Lettre à l’ange

 

Bages, le 28 mai 2016

Ange, mon ange,

Où te cachais-tu ?

Hier soir, sortie de cinéma, impossible de remettre la main sur mes clés de voiture. Retourné les poches intérieures de mon sac, trop grand. Fouillé ses fentes. Le grand cirque. Croisé les doigts, invoqué ma bonne étoile : pas plus d’ange gardien que de trousseau de clés.

Inutile de vilipender ma légendaire distraction, de revendiquer mon droit à la fantaisie, le contenu de mon sac répandu sur le trottoir, c’était juste bon à faire fuir les Sigisbée de tous poils. C’est un baragouineur de première qui est venu à mon secours. Pas le genre à vous faire croire au printemps au cœur de l’hiver, ni à vous faire grimper en montgolfière, mais le chenapan, « Mademoiselle, je suis sûr que je peux faire quelque chose pour vous », a-t-il dit, penché sur le fatras « jeté de sac », a tiré d’en dessous de mon porte-cartes, coincé entre mon porte-monnaie et mon paquet de cigarettes à moitié vide, le porte-clés, au bout duquel pendaient mes clés. « Ce que vous cherchiez » ? a-t-il interrogé, l’air à peine rigolard.

Le fatras a réintégré mon sac, définitivement trop grand, et vexée comme un psyllé, j’ai arraché des mains de l’homme, mon trousseau – il sentait la misère et des pieds- pris mon sac sous le bras, mes jambes à mon cou et retrouvé ma voiture dans le parking.
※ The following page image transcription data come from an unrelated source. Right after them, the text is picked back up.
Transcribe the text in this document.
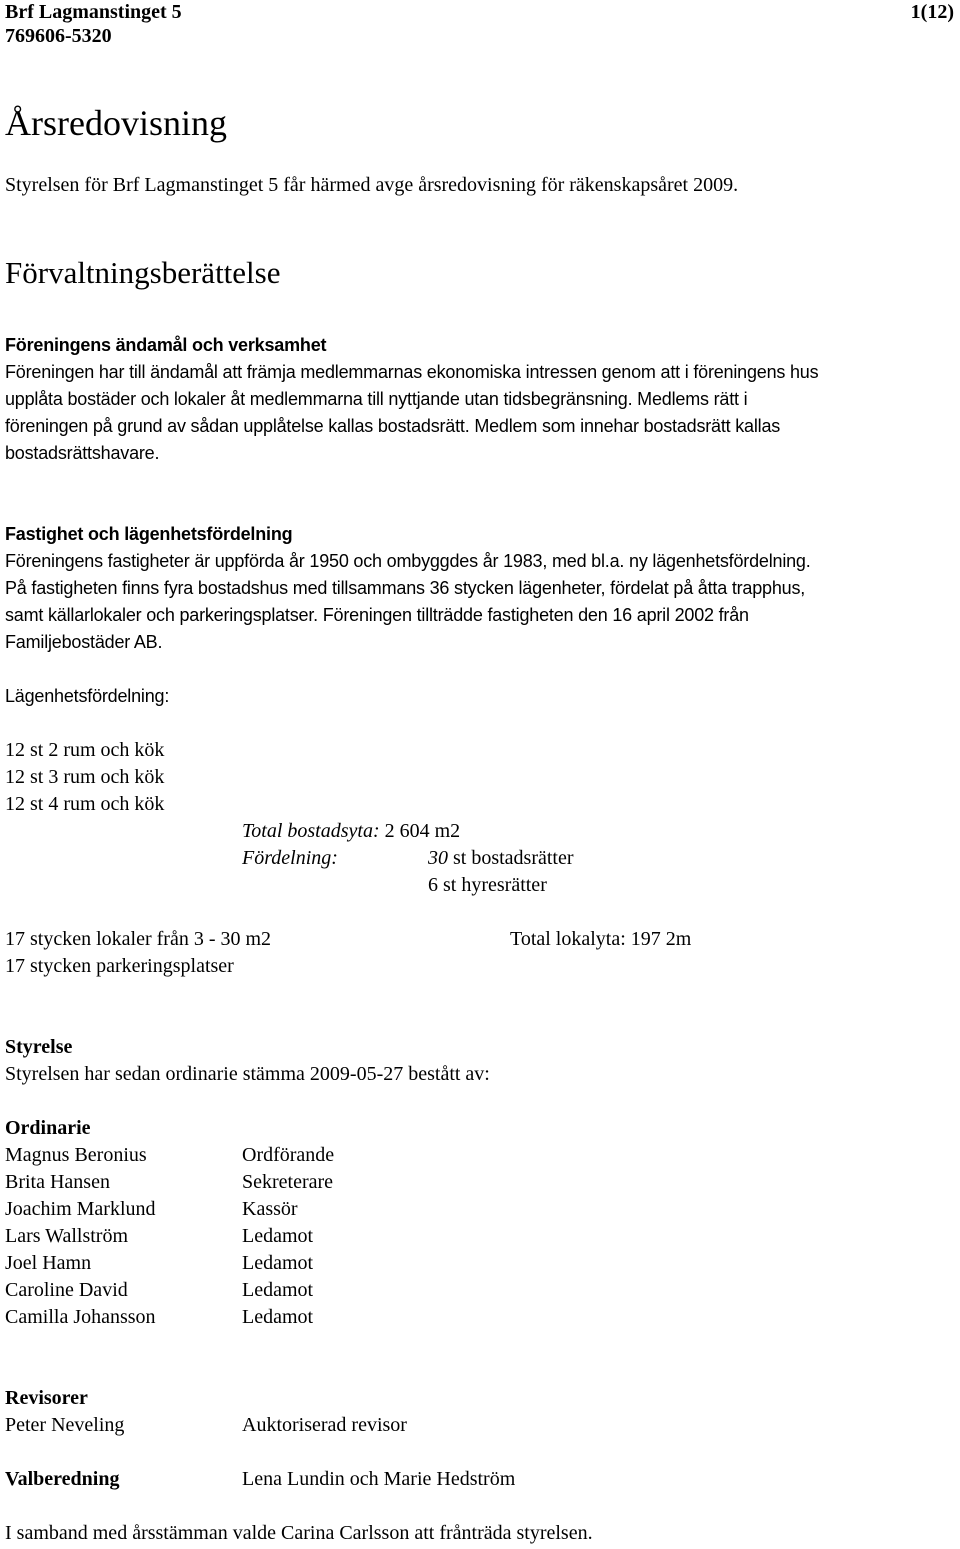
Brf Lagmanstinget 5
769606-5320
1(12)
Årsredovisning
Styrelsen för Brf Lagmanstinget 5 får härmed avge årsredovisning för räkenskapsåret 2009.
Förvaltningsberättelse
Föreningens ändamål och verksamhet
Föreningen har till ändamål att främja medlemmarnas ekonomiska intressen genom att i föreningens hus
upplåta bostäder och lokaler åt medlemmarna till nyttjande utan tidsbegränsning. Medlems rätt i
föreningen på grund av sådan upplåtelse kallas bostadsrätt. Medlem som innehar bostadsrätt kallas
bostadsrättshavare.
Fastighet och lägenhetsfördelning
Föreningens fastigheter är uppförda år 1950 och ombyggdes år 1983, med bl.a. ny lägenhetsfördelning.
På fastigheten finns fyra bostadshus med tillsammans 36 stycken lägenheter, fördelat på åtta trapphus,
samt källarlokaler och parkeringsplatser. Föreningen tillträdde fastigheten den 16 april 2002 från
Familjebostäder AB.
Lägenhetsfördelning:
12 st 2 rum och kök
12 st 3 rum och kök
12 st 4 rum och kök
Total bostadsyta: 2 604 m2
Fördelning:	30 st bostadsrätter
6 st hyresrätter
17 stycken lokaler från 3 - 30 m2	Total lokalyta: 197 2m
17 stycken parkeringsplatser
Styrelse
Styrelsen har sedan ordinarie stämma 2009-05-27 bestått av:
Ordinarie
Magnus Beronius	Ordförande
Brita Hansen	Sekreterare
Joachim Marklund	Kassör
Lars Wallström	Ledamot
Joel Hamn	Ledamot
Caroline David	Ledamot
Camilla Johansson	Ledamot
Revisorer
Peter Neveling	Auktoriserad revisor
Valberedning	Lena Lundin och Marie Hedström
I samband med årsstämman valde Carina Carlsson att frånträda styrelsen.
Du premier coup. Ouf !

Merci mon ange !
Josianne

 

 

Bages, le 29 mai 2016

Chère inconnue,

Votre message découvert ce matin dans ma boite aux lettres me laisse rêveur. Lettre sans timbre déposée par une main discrètement parfumée.
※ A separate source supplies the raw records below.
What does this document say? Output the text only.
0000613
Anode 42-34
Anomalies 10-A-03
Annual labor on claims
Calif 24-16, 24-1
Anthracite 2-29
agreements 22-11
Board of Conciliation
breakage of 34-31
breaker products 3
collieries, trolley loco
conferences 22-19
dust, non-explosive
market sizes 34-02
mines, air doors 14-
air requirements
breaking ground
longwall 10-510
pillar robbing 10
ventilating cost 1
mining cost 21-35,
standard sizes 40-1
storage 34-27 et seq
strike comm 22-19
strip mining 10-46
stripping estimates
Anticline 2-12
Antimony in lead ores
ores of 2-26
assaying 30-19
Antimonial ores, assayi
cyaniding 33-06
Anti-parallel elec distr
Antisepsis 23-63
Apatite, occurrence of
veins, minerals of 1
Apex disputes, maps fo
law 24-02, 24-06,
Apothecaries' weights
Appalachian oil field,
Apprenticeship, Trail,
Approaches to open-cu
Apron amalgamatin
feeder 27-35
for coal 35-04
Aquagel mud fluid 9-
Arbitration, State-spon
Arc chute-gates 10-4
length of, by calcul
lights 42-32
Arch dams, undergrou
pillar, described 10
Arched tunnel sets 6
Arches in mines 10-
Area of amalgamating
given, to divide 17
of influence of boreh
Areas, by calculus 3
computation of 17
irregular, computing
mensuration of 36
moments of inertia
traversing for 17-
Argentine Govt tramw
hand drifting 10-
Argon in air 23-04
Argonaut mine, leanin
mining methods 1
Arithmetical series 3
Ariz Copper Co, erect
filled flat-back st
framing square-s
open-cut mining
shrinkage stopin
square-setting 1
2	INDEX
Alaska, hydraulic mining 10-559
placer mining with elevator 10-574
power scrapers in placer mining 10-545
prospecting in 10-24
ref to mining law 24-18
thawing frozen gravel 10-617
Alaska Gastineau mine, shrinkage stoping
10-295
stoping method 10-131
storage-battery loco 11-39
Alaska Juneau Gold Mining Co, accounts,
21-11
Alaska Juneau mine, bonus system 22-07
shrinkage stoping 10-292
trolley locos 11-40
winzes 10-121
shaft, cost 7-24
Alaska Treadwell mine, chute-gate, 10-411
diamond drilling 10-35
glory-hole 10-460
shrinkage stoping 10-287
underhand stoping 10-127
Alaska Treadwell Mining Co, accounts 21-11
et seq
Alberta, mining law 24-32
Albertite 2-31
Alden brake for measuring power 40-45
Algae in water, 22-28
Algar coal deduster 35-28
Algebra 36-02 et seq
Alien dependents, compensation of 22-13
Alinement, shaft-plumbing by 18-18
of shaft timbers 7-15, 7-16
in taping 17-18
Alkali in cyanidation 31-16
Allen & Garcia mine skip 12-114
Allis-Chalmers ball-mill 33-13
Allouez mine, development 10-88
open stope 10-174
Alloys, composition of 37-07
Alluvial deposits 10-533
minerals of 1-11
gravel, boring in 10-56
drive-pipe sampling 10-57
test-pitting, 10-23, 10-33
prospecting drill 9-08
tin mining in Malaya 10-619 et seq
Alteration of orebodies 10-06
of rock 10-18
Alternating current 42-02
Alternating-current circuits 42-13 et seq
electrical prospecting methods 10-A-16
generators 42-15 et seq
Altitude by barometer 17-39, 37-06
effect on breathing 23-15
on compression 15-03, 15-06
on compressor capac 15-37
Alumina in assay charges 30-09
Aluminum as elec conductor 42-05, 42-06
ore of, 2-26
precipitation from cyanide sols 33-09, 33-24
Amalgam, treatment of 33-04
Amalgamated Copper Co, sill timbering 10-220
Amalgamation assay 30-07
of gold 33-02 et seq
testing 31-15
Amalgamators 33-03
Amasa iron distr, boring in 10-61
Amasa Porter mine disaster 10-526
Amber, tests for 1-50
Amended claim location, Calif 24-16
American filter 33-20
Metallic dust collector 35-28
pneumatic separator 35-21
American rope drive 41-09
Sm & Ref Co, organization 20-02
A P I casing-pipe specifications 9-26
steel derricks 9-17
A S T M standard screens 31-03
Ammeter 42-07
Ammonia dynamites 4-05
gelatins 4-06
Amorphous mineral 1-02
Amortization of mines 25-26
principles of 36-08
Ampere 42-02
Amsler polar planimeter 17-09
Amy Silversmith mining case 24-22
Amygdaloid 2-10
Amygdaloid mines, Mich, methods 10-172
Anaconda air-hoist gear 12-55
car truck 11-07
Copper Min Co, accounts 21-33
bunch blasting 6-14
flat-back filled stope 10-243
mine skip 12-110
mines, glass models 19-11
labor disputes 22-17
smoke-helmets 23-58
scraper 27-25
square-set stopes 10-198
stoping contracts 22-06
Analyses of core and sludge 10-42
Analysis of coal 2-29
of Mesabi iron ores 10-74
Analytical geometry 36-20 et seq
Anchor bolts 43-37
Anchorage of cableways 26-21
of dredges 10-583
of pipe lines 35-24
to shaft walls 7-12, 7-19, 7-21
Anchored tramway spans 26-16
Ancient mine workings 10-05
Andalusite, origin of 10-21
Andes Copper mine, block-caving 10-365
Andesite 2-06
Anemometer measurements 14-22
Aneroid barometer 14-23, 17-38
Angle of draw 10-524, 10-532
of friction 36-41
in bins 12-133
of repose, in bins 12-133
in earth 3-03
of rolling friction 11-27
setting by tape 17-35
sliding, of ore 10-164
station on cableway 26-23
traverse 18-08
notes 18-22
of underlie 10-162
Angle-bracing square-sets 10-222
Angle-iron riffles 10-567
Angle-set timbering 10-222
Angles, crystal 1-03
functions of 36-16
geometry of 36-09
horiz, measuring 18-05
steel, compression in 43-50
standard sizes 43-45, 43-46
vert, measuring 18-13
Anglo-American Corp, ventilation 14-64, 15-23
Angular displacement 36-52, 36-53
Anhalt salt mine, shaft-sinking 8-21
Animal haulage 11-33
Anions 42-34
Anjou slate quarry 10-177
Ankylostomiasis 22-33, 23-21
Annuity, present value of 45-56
Je ne vous connais pas mais votre histoire a fait courir mon imagination. Votre sourire en sortant du cinéma, le film vous a plu. Le sourire volé par la main qui s’énerve et qui ne trouve pas. Le rouge sur vos joues. Votre sac rageusement répandu sur le trottoir. Votre silhouette accroupie sous le réverbère. La fouille fébrile dans les plis du sac vide dérangeant quelques effluves de votre parfum. Votre inquiétude à l’approche de ses pas. Votre menton volontaire pointé vers lui pour lui montrer que vous n’avez pas peur et lui interdire de s’imaginer des choses. Votre cœur qui bat quand même beaucoup trop vite. Votre bouche pincée devant les clefs tendues, sa main qui ne tremble pas. Vos talons précipités vers le parking. Votre soupir en vous asseyant dans la voiture, il ne vous avait pas suivie. Avec la sécurité retrouvée, un soupçon de regret peut-être… de l’avoir si mal jugé ? Qui était-il vraiment ? Odeur de misère et de pieds ou un remugle de caniveau ?
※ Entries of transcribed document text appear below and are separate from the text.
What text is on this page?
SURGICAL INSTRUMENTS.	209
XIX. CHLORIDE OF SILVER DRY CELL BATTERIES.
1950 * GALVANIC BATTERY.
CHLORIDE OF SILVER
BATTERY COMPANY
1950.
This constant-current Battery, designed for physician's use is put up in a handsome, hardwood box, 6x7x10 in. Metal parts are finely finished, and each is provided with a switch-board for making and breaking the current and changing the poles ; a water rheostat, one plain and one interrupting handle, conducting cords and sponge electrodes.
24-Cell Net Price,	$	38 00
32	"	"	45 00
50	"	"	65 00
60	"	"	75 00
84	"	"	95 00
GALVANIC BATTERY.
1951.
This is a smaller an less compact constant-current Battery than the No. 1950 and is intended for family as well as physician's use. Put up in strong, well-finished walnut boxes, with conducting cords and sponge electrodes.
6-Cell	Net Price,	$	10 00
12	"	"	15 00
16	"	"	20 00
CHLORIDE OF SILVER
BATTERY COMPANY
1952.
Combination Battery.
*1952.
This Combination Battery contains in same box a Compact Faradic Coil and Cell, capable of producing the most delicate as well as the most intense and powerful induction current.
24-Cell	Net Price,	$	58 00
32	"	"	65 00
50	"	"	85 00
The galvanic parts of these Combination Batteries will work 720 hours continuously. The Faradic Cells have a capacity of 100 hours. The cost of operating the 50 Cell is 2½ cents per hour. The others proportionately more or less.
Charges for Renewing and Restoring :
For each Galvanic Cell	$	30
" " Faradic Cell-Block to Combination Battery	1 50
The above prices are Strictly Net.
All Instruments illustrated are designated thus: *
Je comprends votre trouble qui vous a fait choisir ma boite aux lettres plutôt que celle de votre ange et qui vous a fait écrire machinalement au dos de l’enveloppe votre nom et adresse.

Je viendrai donc lundi à 19 heures, j’en aurai le cœur net. Votre ange serait-il une réalité ou une bouteille à la mer ?

Un ange à peine réel et solitaire qui pourrait bien être le vôtre.